Please note that the Zacks Rank for stocks, which are at the core of our Industry Outlook, has an impressive track record, verified by outside auditors, to foretell stock prices, particularly over the short term (1 to 3 months). The rank, along with the Expected Surprise Prediction (ESP) (Read: Zacks Earnings ESP: A Better Way to Find Earnings Surprises) helps in predicting the probability of earnings surprises.

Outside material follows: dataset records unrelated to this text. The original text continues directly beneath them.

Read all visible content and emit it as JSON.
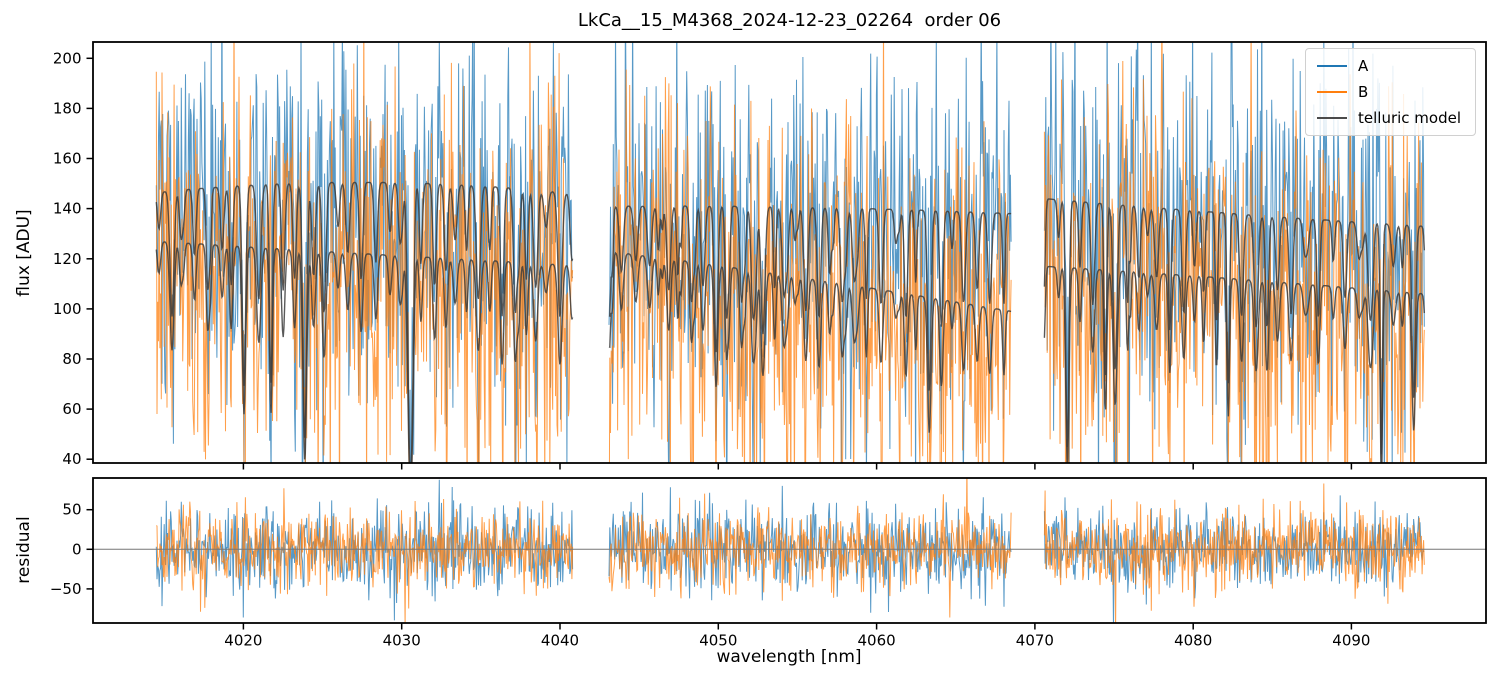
{
  "title": "LkCa__15_M4368_2024-12-23_02264  order 06",
  "legend": {
    "items": [
      {
        "label": "A",
        "color": "#1f77b4"
      },
      {
        "label": "B",
        "color": "#ff7f0e"
      },
      {
        "label": "telluric model",
        "color": "#4a4a4a"
      }
    ]
  },
  "chart_data": {
    "type": "line",
    "title": "LkCa__15_M4368_2024-12-23_02264  order 06",
    "xlabel": "wavelength [nm]",
    "xlim": [
      4010.5,
      4098.5
    ],
    "xticks": [
      4020,
      4030,
      4040,
      4050,
      4060,
      4070,
      4080,
      4090
    ],
    "grid": false,
    "legend_position": "upper right",
    "segments": [
      [
        4014.5,
        4040.8
      ],
      [
        4043.1,
        4068.5
      ],
      [
        4070.6,
        4094.6
      ]
    ],
    "sample_step_nm": 0.045,
    "panels": [
      {
        "name": "flux",
        "ylabel": "flux [ADU]",
        "ylim": [
          38.5,
          206.5
        ],
        "yticks": [
          40,
          60,
          80,
          100,
          120,
          140,
          160,
          180,
          200
        ],
        "zero_line": false
      },
      {
        "name": "residual",
        "ylabel": "residual",
        "ylim": [
          -93,
          90
        ],
        "yticks": [
          -50,
          0,
          50
        ],
        "zero_line": true
      }
    ],
    "series": [
      {
        "name": "A",
        "panel": 0,
        "kind": "data",
        "color": "#1f77b4",
        "opacity": 0.75,
        "sigma": 36,
        "seed": 101
      },
      {
        "name": "B",
        "panel": 0,
        "kind": "data",
        "color": "#ff7f0e",
        "opacity": 0.75,
        "sigma": 36,
        "seed": 202
      },
      {
        "name": "telluric model",
        "panel": 0,
        "kind": "model",
        "color": "#3c3c3c",
        "opacity": 0.85
      },
      {
        "name": "A residual",
        "panel": 1,
        "kind": "residual",
        "color": "#1f77b4",
        "opacity": 0.75,
        "sigma": 26,
        "seed": 303
      },
      {
        "name": "B residual",
        "panel": 1,
        "kind": "residual",
        "color": "#ff7f0e",
        "opacity": 0.75,
        "sigma": 26,
        "seed": 404
      }
    ],
    "continuum_ADU": {
      "A": [
        [
          146.5,
          150.5,
          146
        ],
        [
          141,
          140.5,
          138
        ],
        [
          144,
          138,
          133
        ]
      ],
      "B": [
        [
          127,
          122,
          117.5
        ],
        [
          123,
          112,
          99
        ],
        [
          117,
          112,
          106
        ]
      ]
    },
    "telluric_lines": {
      "seed": 7,
      "spacing_nm": [
        0.55,
        0.95
      ],
      "sigma_nm": [
        0.07,
        0.13
      ],
      "depth": [
        0.08,
        0.35
      ],
      "deep_fraction": 0.15,
      "deep_depth": [
        0.35,
        0.7
      ],
      "double_fraction": 0.25
    },
    "zero_line_color": "#777777",
    "axis_color": "#000000"
  }
}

What’s in Store for the Industry?

The World Steel Association forecasts global apparent steel use to increase by 0.5% to 1,544 Mt in 2015 and grow 1.4% in 2016 to reach 1,565 Mt. The U.S. steel industry continues to be under the threat of cheaper imports in the wake of a stronger dollar and lower oil prices. However, a gradually healing economy, strength in the automotive market and rebounding construction activity will support demand. Looking at the steel companies in our coverage, Nucor Corporation (NYSE:NUE), which is a key supplier for real estate companies, as well as ArcelorMittal and AK Steel, generate a large portion of their revenues from auto companies. However, the energy sector’s steel demand could be subdued in 2015 given the trending low oil prices.

China will continue to be a deterrent factor as uncertainty remains regarding the impact of government measures aimed at stabilizing the decelerating economy. Much hope is pinned on India, which is expected to act as the next growth driver given its progressing construction and manufacturing sectors, rapid urbanization and structural reforms from the new government.

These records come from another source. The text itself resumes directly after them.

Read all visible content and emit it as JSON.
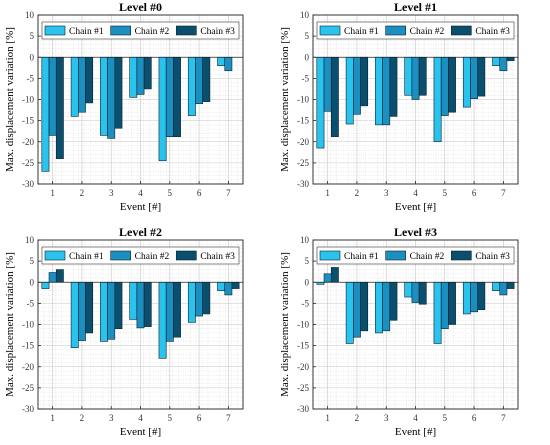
{
  "chart_data": [
    {
      "type": "bar",
      "title": "Level #0",
      "xlabel": "Event [#]",
      "ylabel": "Max. displacement variation [%]",
      "categories": [
        "1",
        "2",
        "3",
        "4",
        "5",
        "6",
        "7"
      ],
      "ylim": [
        -30,
        10
      ],
      "yticks": [
        "10",
        "5",
        "0",
        "-5",
        "-10",
        "-15",
        "-20",
        "-25",
        "-30"
      ],
      "grid": true,
      "legend": "top",
      "series": [
        {
          "name": "Chain #1",
          "color": "#29c3ee",
          "values": [
            -27.0,
            -14.0,
            -18.5,
            -9.5,
            -24.5,
            -13.8,
            -2.0
          ]
        },
        {
          "name": "Chain #2",
          "color": "#1a8fc0",
          "values": [
            -18.5,
            -13.0,
            -19.2,
            -8.8,
            -18.8,
            -11.0,
            -3.2
          ]
        },
        {
          "name": "Chain #3",
          "color": "#0a4f6e",
          "values": [
            -24.0,
            -10.8,
            -16.8,
            -7.5,
            -18.8,
            -10.5,
            0.0
          ]
        }
      ]
    },
    {
      "type": "bar",
      "title": "Level #1",
      "xlabel": "Event [#]",
      "ylabel": "Max. displacement variation [%]",
      "categories": [
        "1",
        "2",
        "3",
        "4",
        "5",
        "6",
        "7"
      ],
      "ylim": [
        -30,
        10
      ],
      "yticks": [
        "10",
        "5",
        "0",
        "-5",
        "-10",
        "-15",
        "-20",
        "-25",
        "-30"
      ],
      "grid": true,
      "legend": "top",
      "series": [
        {
          "name": "Chain #1",
          "color": "#29c3ee",
          "values": [
            -21.5,
            -15.8,
            -16.0,
            -9.0,
            -20.0,
            -11.8,
            -2.0
          ]
        },
        {
          "name": "Chain #2",
          "color": "#1a8fc0",
          "values": [
            -12.8,
            -13.5,
            -16.0,
            -10.0,
            -13.8,
            -9.8,
            -3.2
          ]
        },
        {
          "name": "Chain #3",
          "color": "#0a4f6e",
          "values": [
            -18.8,
            -11.5,
            -14.0,
            -9.0,
            -13.0,
            -9.2,
            -0.8
          ]
        }
      ]
    },
    {
      "type": "bar",
      "title": "Level #2",
      "xlabel": "Event [#]",
      "ylabel": "Max. displacement variation [%]",
      "categories": [
        "1",
        "2",
        "3",
        "4",
        "5",
        "6",
        "7"
      ],
      "ylim": [
        -30,
        10
      ],
      "yticks": [
        "10",
        "5",
        "0",
        "-5",
        "-10",
        "-15",
        "-20",
        "-25",
        "-30"
      ],
      "grid": true,
      "legend": "top",
      "series": [
        {
          "name": "Chain #1",
          "color": "#29c3ee",
          "values": [
            -1.5,
            -15.5,
            -14.0,
            -8.8,
            -18.0,
            -9.5,
            -2.0
          ]
        },
        {
          "name": "Chain #2",
          "color": "#1a8fc0",
          "values": [
            2.3,
            -13.8,
            -13.5,
            -10.8,
            -14.0,
            -8.0,
            -3.0
          ]
        },
        {
          "name": "Chain #3",
          "color": "#0a4f6e",
          "values": [
            3.0,
            -12.0,
            -11.0,
            -10.5,
            -13.0,
            -7.5,
            -1.5
          ]
        }
      ]
    },
    {
      "type": "bar",
      "title": "Level #3",
      "xlabel": "Event [#]",
      "ylabel": "Max. displacement variation [%]",
      "categories": [
        "1",
        "2",
        "3",
        "4",
        "5",
        "6",
        "7"
      ],
      "ylim": [
        -30,
        10
      ],
      "yticks": [
        "10",
        "5",
        "0",
        "-5",
        "-10",
        "-15",
        "-20",
        "-25",
        "-30"
      ],
      "grid": true,
      "legend": "top",
      "series": [
        {
          "name": "Chain #1",
          "color": "#29c3ee",
          "values": [
            -0.5,
            -14.5,
            -12.0,
            -3.5,
            -14.5,
            -7.5,
            -2.0
          ]
        },
        {
          "name": "Chain #2",
          "color": "#1a8fc0",
          "values": [
            2.0,
            -13.0,
            -11.5,
            -4.8,
            -11.0,
            -7.0,
            -3.0
          ]
        },
        {
          "name": "Chain #3",
          "color": "#0a4f6e",
          "values": [
            3.5,
            -11.5,
            -9.0,
            -5.2,
            -10.0,
            -6.5,
            -1.5
          ]
        }
      ]
    }
  ]
}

The European economy is on the mend as evident from 0.4% growth in the eurozone GDP in first-quarter 2015, helped by a weak euro, lower crude oil prices and the central bank’s support. Steel demand in the EU is expected to go up 2.1% this year and 2.8% in 2016. This is a positive for companies like ArcelorMittal, which generates almost half of its revenues from the region, and U.S. Steel that has significant operations in Europe.

Although the steel industry will remain under pressure in 2015, it is certainly expected to grow thereafter. Expectations of positive earnings growth, which though muted in 2015 is set to accelerate in 2016, instills optimism in the sector.